Pourquoi elle ? Parce qu’elle était trop belle, trop populaire, trop avenante ? Une “PREP”, quoi. Une catégorie de personnes honnies par Kimveer Gill, qui était un reclus social, quelqu’un qui en avait contre la société en entier, qui tentait de se conforter dans la grotesque idée que le monde était responsable de son malheur.
Je pense alors aux rejets (je l’ai moi-même été durant une bonne partie de ma vie), ceux à qui on ne veut pas parler de peur de faire rire de soi, de peur qu’on se fasse associé à ce gros boutonneux à broche et à lunettes-fond-de-bouteille zézayant. Êtes-vous coupable du rejet de quelqu’un ? Du moins, nous sommes tous complices du rejet de quelqu’un, quelque part. Pensez-y ne serait-ce qu’un moment.
Certains rejets finissent par s’en sortir, d’autres se suicideront et d’autres, exceptionnellement, “pètent au frette”, comme on dit. Ce fut tragiquement le cas pour celui qui se faisait appeler sur la Toile Fatality666.
Aurait-on pu éviter la mort de cette jeune Anastasia ? À mon avis, non. Elle était là au mauvais moment et au mauvais endroit, devant un tireur complètement déconnecté de la réalité.
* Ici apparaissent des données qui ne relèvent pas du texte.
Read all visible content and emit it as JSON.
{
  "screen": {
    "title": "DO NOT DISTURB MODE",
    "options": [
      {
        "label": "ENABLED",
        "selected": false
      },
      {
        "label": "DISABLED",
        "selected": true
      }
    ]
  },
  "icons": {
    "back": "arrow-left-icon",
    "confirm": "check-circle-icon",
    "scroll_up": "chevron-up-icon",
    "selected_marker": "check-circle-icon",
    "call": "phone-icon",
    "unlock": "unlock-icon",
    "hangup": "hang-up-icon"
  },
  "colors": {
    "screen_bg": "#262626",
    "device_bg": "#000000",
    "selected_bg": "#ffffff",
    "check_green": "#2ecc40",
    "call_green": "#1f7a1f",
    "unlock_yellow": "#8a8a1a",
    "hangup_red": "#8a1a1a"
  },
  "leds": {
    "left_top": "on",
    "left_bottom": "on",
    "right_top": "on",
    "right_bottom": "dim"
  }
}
Ses beaux yeux n’auront probablement qu’excité le ressentiment de Gill vis-à-vis les “superficiel(le)s”.
De plus, Gill avait fait l’acquisition légale d’une arme semi-automatique afin de s’adonner à un loisir : le tir. Malheureusement, le tir sur des cibles en papier n’aura pas suffi. La police ne pouvait prévoir un tel acte, nonobstant ses billets sur son blogue. Un mandat d’arrêt n’aurait pu être obtenu et rien ne laissait croire qu’il agirait de la sorte, ce 12 septembre 2006. On ne peut échapper à la réalité en cherchant des “on-aurait-du et on-aurait-pu”. Cela ne ramènera personne à la vie.
Que nous reste-t-il à faire ? Prier, se confier à Dieu, lui demander de bien vouloir accueillir cette jeune fille morte trop jeune, et continuer notre vie, normalement, en ayant une pensée pour ces familles éplorées.